By using EMR as part of a market or trend evaluation, patient characteristics that cannot easily be obtained elsewhere can be included. Some of these characteristics include height, weight, body mass index, blood pressure, heart rate, and body temperature. Many studies have been done assessing whether or not physicians’ treatment decisions change based on patient characteristics.

In addition to collecting information on patient characteristics, EMR systems can provide more granular information on conditions and illnesses, such as their severity. In the oncology market, for example, physicians’ decisions and treatments are influenced by the progression and stage of the tumor. In April 2011, EMR data shows that trastuzumab (Herceptin) use differed among breast cancer patients depending on the severity of their disease. In patients with stages I through III breast cancer, 47% were treated with trastuzumab. A significantly smaller percentage of stage IV patients, 38%, received the drug.

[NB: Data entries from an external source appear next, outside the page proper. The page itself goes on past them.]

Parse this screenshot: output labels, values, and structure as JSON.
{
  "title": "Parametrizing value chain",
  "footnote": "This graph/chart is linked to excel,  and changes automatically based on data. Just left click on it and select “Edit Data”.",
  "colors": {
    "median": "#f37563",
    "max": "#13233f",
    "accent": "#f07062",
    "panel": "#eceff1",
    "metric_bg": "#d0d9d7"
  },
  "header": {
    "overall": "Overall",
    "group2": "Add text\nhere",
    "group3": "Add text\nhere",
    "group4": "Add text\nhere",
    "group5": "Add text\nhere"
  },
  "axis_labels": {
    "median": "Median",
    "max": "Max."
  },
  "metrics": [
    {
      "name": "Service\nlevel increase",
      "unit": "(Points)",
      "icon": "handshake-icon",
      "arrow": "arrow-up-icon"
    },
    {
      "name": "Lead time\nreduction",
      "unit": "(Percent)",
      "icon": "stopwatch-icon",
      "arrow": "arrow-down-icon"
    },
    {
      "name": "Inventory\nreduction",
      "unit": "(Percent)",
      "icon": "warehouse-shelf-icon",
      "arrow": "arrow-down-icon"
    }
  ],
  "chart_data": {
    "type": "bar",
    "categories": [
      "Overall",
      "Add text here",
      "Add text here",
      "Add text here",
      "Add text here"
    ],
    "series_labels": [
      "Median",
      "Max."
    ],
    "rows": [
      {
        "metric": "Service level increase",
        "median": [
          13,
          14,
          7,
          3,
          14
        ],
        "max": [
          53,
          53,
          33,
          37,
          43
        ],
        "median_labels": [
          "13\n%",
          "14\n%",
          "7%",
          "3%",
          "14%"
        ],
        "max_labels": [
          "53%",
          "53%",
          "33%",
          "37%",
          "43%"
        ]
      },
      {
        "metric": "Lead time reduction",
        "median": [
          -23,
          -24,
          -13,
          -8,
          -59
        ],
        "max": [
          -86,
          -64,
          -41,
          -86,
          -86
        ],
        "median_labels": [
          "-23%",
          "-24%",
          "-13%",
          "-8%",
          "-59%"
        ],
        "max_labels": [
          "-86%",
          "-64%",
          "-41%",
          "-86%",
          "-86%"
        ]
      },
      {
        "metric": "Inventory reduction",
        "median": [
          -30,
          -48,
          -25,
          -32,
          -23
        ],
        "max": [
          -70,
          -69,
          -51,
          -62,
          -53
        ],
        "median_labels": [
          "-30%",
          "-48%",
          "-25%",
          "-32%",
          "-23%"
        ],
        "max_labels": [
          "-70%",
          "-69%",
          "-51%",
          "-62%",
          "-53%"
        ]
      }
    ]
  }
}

TREATMENTS AND OTHER ORDERS

Because physicians record their decisions and how they’ve chosen to treat a patient in EMR, this can provide a wealth of information regarding treatment patterns, lab tests, and other orders. This is of particular interest for brand teams with a drug administered in the office because in markets with little retail activity, they previously have had to rely on other sources, such as medical claims, for insight into usage of their products. In EMR, information beyond a procedure code, such as drug name and dosing information, is recorded for each administration. With this information, manufacturers in, say, the vaccine market, can know not only that a vaccine was administered, but also whose brand of vaccine it was.

Other orders, such as follow-up visits and lab tests, deliver key information about treatment trends and patterns. EMR can be used to assess both open and closed orders; some other sources are limited to just closed-and-billed-for orders.

The benefits of increased EMR use extend beyond physician efficiency and patient outcomes. The ability of EMR to provide substantial detail into patient characteristics, patient health, and physician actions and decisions gives brand teams and researchers a greater understanding of market and treatment dynamics.

TRACKING BEHAVIOR WHILE PROTECTING PATIENT PRIVACY

To keep patient identity anonymous while still being able to accurately track patient activities from site to site and time to time, a unique methodology that converts patient information—such as name and birth date—into a string of characters, referred to as a “key,” is used. Today’s process and methodology for creating patient keys ensures three things:

  • That the code cannot be broken and patient identities discovered by users of the data;
  • That a patient is always assigned the same key; and
  • That each key is given to one, and only one, patient While the first requirement is necessary to comply with HIPAA regulations and ensure patient privacy, the last two are needed to accurately track individuals’ healthcare events.